Exam grading this year is still relatively lenient because of advance notice of questions to appear in exams and relatively easier marking than usual.
The charity’s chief executive James Turner said the research “highlights that the impacts of the pandemic on education are far from over – and the consequences are still being felt among young people and their teachers”.
Savanta surveyed 434 university applicants while TeacherTapp polled 4,089 teachers in England.
Seventy-two per cent of teachers thought the attainment gap at their school will widen with the return of national exams, with 19 per cent believing it will “increase substantially”.
Those working in deprived schools were 13 percentage points more likely to think the increase would be substantial, at 29 per cent, compared to 16 per cent of those working in more affluent schools.
In 2021, longstanding attainment gaps for both black and poorer students widened. But Ofqual was unable to untangle whether this was down to Covid lost learning, or the use of teacher grades last year..
In terms of grade boundaries, 57 per cent of teachers thought this approach was about right, 29 per cent thought it was too strict.
Thirty-five per cent of teachers in the most deprived schools thought it was too strict, compared to 27 per cent in more affluent schools.
Inadequate Mitigations/Content Coverage
While 29 per cent of teachers believe that this year’s mitigations, such as advance information and topic optionality, will fairly reflect pandemic disruption, 45 per cent disagreed.
Those working in state schools were more likely to disagree at 46 per cent, compared to 38 per cent at private schools.
Over half of teachers in the most deprived schools disagreed, compared to 43 per cent of those in schools with more affluent intakes. The majority (80 per cent) of A-level teachers said they were able to cover over 90 per cent of the content included in advance information.
The Sutton Trust looked at how many students had to sit mock exams under exam conditions.
It appears students in the most deprived schools were less likely to have experienced exams, with 68 per cent of teachers saying they had done so in an exam hall under exam conditions.

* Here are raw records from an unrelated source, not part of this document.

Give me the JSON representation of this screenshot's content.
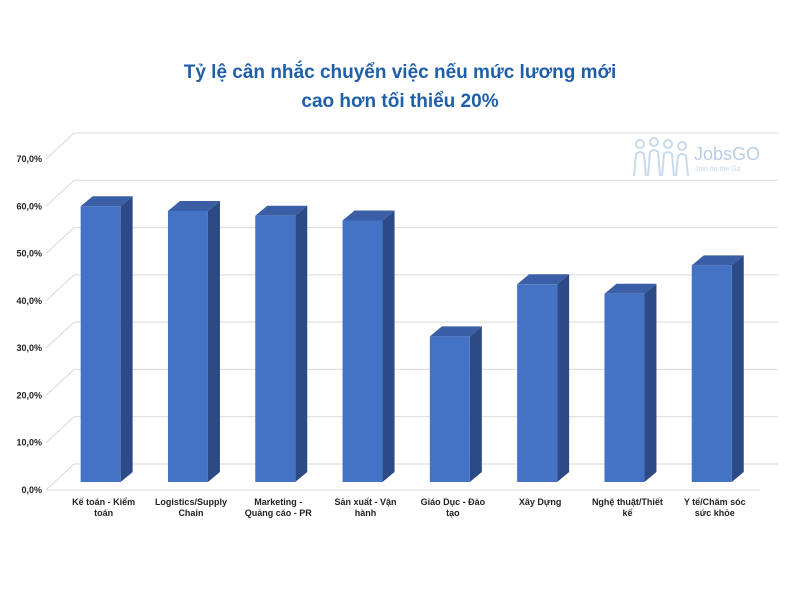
{
  "chart_data": {
    "type": "bar",
    "title_lines": [
      "Tỷ lệ cân nhắc chuyển việc nếu mức lương mới",
      "cao hơn tối thiểu 20%"
    ],
    "categories": [
      [
        "Kế toán - Kiểm",
        "toán"
      ],
      [
        "Logistics/Supply",
        "Chain"
      ],
      [
        "Marketing -",
        "Quảng cáo - PR"
      ],
      [
        "Sản xuất - Vận",
        "hành"
      ],
      [
        "Giáo Dục - Đào",
        "tạo"
      ],
      [
        "Xây Dựng"
      ],
      [
        "Nghệ thuật/Thiết",
        "kế"
      ],
      [
        "Y tế/Chăm sóc",
        "sức khỏe"
      ]
    ],
    "values": [
      60.0,
      59.0,
      58.0,
      57.0,
      32.5,
      43.5,
      41.5,
      47.5
    ],
    "ylim": [
      0,
      70
    ],
    "yticks": [
      "0,0%",
      "10,0%",
      "20,0%",
      "30,0%",
      "40,0%",
      "50,0%",
      "60,0%",
      "70,0%"
    ],
    "grid": true,
    "bar_color": "#4472c4",
    "bar_side_color": "#2b4a86",
    "bar_top_color": "#3a5fa6"
  },
  "watermark": {
    "brand_text": "JobsGO",
    "tagline": "Join on the Go",
    "icon": "people-icon"
  }
}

This compares to 87 per cent of teachers in more affluent schools.
Over a third (34 per cent) of students taking exams said they missed 11 days or more this academic year.
But 21 per cent said they had missed more than 20 days – equivalent to four or more weeks of class time.

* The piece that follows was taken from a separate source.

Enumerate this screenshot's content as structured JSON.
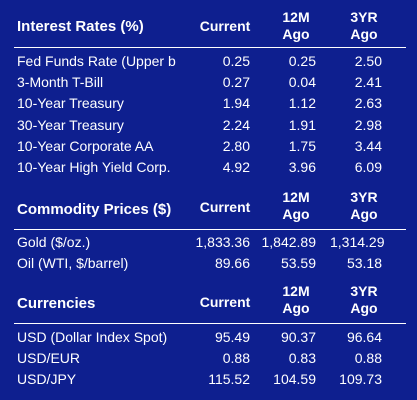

It echoes analysis by FFT Education Datalab earlier this year, which found year 11 pupils missed more than one in ten lessons in March in every region except London.
Two thirds of students believed they had fallen behind with their studies compared to pre-pandemic. State school students were more likely to report this (64 per cent) compared to 51 per cent of private school students.
A third believed they had fallen behind their peer group as a result of the pandemic. Ethnic minority students were much more likely to think they lagged behind peers (41 per cent) compared to white university applicants (23 per cent)
Interestingly, there wasn’t anything in the research stating what efforts pupils had made to try to catch up with lost time. Pupils complaining of missing 11 days or 21 days of school work is laughable if they think this should constitute a reason for special leniency in exams.
Pupils from poor backgrounds in some parts of the country read widely over last summer holidays to broaden their knowledge and increase their chances of doing well, whilst many others chose to play with computer games and watch television.
Schools that had never sat mock exams before the real exams need to explain why before hoping to use this as mitigating circumstances.